Брэдли провел рукой по крышке только что доставленного из Штатов письменного стола Фергюсона, наполнявшего кабинет запахом искусственной кожи. Они с Фергюсоном одного поколения, а разделяет их целая жизнь, подумал он. Американцы все больше и больше становятся американцами, и этому молодому человеку никак не удастся скрыть свою принадлежность к американской расе и свои намерения, когда, одетый в неприметный, как он по наивности полагал, итальянский костюм, сшитый из дешевого материала, он примется фланировать в толпе по улицам Палермо. На другой день после приезда Фергюсона в Палермо Брэдли подверг его испытанию, которое тот успешно выдержал.
«Карабинеры поймали человека, на которого падает подозрение, – словно невзначай обронил Брэдли. – И собираются расплющить ему половые органы».
«Как? На самом деле?»
«Именно. Я подумал было: может: вы хотите пойти посмотреть? Считается, что: таким путем можно добиться признания секунд за десять. Нам, пожалуй, есть чему у них поучиться. Не знаю, но, по-моему, мир не становится лучше. Впереди нас еще ждут трудные времена».
Они вместе отправились на допрос, где подозреваемый очень скоро во всем признался. Брэдли не слишком прельщало подобное зрелище, однако усилием воли он заставил себя ничего не видеть и не слышать. Когда все кончилось, Фергюсон был, пожалуй, чуть бледнее обычного, но присутствия духа не утратил.

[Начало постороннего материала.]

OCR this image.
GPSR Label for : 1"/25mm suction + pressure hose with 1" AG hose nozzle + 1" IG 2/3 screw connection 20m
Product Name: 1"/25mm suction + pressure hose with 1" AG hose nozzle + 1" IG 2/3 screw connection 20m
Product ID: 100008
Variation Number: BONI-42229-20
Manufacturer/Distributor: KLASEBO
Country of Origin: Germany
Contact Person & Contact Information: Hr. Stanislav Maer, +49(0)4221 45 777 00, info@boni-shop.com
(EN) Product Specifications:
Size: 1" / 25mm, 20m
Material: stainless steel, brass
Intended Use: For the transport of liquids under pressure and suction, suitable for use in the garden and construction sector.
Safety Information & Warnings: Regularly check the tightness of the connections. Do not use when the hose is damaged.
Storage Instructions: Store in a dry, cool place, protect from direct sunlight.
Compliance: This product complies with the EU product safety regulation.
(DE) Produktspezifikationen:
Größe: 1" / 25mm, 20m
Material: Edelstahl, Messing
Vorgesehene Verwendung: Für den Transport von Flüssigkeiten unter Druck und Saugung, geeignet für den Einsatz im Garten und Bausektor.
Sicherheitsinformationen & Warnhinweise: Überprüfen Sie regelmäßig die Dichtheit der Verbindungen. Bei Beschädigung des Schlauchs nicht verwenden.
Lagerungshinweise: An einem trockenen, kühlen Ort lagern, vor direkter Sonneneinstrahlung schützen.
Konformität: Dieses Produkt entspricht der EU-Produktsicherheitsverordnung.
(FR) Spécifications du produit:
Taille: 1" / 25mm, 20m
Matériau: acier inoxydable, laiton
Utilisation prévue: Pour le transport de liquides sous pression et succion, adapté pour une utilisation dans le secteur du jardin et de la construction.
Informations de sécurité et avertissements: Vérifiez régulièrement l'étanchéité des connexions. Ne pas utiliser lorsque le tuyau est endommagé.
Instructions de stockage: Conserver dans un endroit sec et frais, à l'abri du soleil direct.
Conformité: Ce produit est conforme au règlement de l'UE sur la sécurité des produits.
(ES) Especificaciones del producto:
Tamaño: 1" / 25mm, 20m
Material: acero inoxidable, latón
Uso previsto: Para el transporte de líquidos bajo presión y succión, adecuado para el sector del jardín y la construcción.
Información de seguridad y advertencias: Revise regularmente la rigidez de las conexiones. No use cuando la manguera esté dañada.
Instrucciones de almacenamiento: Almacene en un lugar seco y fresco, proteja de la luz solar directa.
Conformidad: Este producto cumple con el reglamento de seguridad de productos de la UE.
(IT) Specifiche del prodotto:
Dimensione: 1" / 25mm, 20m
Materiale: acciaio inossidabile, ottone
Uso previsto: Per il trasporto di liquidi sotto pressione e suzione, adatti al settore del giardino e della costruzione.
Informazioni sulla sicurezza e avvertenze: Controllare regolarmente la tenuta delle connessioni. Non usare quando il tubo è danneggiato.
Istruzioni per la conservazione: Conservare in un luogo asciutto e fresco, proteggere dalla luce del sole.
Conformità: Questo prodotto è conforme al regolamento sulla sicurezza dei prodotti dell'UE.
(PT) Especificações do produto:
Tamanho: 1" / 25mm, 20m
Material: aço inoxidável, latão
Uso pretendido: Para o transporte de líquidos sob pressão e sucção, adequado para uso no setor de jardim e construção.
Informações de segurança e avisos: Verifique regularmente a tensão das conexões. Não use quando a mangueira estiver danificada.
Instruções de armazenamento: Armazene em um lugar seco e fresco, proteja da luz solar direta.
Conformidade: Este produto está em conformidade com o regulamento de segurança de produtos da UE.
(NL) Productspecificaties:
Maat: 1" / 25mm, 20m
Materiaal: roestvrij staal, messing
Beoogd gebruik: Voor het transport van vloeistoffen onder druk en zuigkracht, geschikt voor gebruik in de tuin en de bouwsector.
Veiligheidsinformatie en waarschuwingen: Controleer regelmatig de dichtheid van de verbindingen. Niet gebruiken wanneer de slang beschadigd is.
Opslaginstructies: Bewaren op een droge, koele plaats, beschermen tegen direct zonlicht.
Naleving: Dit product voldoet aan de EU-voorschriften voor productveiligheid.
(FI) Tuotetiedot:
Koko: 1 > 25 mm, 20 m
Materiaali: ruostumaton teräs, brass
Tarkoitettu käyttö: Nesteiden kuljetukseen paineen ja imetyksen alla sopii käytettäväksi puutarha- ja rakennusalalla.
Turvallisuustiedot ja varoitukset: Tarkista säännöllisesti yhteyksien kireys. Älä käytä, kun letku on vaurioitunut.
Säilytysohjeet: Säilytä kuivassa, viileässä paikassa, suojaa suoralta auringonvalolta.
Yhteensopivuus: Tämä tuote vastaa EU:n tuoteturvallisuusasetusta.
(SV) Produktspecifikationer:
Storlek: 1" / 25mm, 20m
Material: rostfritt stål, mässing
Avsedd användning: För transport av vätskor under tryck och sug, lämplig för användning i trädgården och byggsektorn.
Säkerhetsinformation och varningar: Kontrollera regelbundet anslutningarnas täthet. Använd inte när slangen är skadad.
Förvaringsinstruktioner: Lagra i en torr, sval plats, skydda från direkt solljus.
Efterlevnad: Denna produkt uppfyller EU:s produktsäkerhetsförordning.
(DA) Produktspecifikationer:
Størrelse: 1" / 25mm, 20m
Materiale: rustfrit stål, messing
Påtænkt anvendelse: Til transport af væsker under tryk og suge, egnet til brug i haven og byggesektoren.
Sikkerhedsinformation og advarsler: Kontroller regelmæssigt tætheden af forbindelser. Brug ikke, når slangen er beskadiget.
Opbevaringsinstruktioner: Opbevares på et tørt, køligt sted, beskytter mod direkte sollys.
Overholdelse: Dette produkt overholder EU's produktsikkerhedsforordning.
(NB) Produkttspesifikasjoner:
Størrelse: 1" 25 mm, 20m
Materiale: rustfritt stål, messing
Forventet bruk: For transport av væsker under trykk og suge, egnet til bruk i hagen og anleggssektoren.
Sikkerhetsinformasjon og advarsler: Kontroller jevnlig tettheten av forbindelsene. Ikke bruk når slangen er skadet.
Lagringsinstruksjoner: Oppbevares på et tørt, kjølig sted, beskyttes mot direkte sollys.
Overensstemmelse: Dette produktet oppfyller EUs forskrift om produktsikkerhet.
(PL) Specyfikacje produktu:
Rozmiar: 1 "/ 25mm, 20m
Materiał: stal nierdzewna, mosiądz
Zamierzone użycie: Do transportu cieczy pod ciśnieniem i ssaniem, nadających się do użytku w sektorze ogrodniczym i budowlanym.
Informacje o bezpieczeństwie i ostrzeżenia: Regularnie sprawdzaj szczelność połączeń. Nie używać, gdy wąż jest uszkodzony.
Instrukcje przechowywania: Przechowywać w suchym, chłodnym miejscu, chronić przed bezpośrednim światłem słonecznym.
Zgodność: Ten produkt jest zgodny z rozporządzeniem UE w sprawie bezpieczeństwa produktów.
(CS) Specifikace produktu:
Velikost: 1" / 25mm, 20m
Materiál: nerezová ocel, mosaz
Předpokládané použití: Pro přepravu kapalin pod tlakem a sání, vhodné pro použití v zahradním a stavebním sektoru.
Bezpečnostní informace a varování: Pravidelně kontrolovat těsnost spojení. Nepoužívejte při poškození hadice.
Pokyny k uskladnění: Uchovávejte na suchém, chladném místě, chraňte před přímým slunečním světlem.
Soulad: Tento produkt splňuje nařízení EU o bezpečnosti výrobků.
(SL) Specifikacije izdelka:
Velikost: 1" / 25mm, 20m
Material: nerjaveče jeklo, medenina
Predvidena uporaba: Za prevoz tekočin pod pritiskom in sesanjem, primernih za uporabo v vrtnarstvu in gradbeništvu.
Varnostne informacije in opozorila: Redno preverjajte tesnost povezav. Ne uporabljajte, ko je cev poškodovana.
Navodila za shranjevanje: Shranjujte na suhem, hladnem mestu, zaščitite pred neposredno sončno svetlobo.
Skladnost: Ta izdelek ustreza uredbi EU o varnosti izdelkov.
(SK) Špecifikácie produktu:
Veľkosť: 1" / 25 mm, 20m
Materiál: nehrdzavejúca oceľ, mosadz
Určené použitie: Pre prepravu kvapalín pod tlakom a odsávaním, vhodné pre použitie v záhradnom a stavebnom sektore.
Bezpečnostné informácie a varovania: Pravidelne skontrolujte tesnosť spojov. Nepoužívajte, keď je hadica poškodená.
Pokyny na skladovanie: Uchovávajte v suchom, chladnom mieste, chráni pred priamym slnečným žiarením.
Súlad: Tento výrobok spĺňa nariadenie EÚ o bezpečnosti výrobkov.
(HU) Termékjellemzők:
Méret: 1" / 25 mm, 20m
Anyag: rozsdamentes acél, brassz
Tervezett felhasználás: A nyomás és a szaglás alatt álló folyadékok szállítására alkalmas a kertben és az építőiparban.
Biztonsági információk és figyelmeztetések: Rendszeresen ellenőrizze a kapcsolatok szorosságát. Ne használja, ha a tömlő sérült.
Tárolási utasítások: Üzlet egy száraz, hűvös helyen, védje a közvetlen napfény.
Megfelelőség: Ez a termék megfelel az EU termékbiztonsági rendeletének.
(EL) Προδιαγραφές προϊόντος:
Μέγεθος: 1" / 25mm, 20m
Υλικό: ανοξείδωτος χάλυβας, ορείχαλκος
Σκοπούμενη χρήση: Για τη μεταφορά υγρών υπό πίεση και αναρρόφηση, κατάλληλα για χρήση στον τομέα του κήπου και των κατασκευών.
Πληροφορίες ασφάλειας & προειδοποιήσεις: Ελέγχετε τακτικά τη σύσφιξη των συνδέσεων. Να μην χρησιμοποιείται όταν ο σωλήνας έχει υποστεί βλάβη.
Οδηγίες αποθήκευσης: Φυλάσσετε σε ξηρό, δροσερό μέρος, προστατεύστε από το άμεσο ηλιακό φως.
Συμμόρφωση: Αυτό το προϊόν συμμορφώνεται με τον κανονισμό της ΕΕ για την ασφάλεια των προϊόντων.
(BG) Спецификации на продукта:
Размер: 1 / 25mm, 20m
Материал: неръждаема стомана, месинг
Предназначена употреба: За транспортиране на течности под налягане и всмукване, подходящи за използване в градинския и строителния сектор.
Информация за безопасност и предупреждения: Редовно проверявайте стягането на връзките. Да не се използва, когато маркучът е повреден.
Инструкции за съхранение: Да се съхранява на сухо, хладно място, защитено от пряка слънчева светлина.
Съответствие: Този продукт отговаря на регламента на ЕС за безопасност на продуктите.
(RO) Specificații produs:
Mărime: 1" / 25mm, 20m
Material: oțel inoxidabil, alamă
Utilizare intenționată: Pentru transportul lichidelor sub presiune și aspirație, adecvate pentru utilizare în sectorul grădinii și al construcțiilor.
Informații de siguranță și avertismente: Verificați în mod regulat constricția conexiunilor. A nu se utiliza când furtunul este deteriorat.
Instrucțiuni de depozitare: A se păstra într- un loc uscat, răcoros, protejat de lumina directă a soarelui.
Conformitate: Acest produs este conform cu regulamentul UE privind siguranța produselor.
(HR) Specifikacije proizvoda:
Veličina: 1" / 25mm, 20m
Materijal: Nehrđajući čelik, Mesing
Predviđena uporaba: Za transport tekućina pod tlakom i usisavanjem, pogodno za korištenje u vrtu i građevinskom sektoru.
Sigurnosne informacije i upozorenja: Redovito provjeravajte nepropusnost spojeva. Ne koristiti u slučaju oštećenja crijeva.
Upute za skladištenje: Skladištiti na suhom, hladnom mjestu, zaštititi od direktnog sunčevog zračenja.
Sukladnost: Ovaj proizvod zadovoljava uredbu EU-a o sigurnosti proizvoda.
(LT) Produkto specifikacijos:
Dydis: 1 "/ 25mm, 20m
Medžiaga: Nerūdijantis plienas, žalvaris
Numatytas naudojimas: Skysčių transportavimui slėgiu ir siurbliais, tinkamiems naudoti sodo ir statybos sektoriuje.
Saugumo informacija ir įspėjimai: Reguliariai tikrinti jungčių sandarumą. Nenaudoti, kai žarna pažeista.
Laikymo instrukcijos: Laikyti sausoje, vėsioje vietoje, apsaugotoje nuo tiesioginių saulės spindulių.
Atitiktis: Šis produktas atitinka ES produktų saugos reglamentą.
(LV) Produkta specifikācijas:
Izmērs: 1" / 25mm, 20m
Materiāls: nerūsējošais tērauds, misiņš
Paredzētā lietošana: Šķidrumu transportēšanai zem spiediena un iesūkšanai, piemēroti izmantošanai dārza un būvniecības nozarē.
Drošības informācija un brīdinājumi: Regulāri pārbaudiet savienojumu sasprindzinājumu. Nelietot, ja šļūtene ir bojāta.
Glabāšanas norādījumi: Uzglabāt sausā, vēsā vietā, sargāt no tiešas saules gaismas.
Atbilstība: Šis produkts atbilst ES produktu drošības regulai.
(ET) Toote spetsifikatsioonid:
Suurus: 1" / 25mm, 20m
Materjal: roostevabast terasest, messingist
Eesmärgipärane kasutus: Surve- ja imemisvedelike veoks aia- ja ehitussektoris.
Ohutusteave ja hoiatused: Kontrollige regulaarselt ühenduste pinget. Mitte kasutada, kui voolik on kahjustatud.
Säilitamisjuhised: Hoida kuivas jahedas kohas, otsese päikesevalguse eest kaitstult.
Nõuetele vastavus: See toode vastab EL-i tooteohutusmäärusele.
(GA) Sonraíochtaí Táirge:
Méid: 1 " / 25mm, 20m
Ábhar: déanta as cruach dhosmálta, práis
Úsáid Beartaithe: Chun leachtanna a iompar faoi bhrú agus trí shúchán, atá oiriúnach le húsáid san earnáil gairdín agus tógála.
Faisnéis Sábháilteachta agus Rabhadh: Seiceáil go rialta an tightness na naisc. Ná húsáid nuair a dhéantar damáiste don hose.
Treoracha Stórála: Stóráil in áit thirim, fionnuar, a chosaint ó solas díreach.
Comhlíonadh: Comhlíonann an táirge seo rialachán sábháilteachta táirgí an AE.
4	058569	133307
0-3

«Информация, полученная вовремя, может спасти жизнь сотни, а то и тысячи невинных людей, – сказал Брэдли. – Во всех своих начинаниях я всегда руководствуюсь христианскими заповедями. С одним только не могу согласиться – что на зло следует отвечать добром».
«Придет этот человек в себя?» – спросил Фергюсон достойным похвалы небрежным тоном. «Наверное. Хотя таким мужчиной, как прежде, ему уже не бывать».
– А Риччоне очень нам нужен? – спросил Фергюсон, возобновляя прерванный разговор.
– Рано или поздно он нам понадобится. Этот парень – поистине великий организатор. Когда составляется план операции, он просто незаменим. С Мессиной он разделался блестяще. Ни одна деталь не была упущена.
– Но сумеет ли он со своими специфическими способностями работать в Штатах? В незнакомой обстановке, хочу я сказать.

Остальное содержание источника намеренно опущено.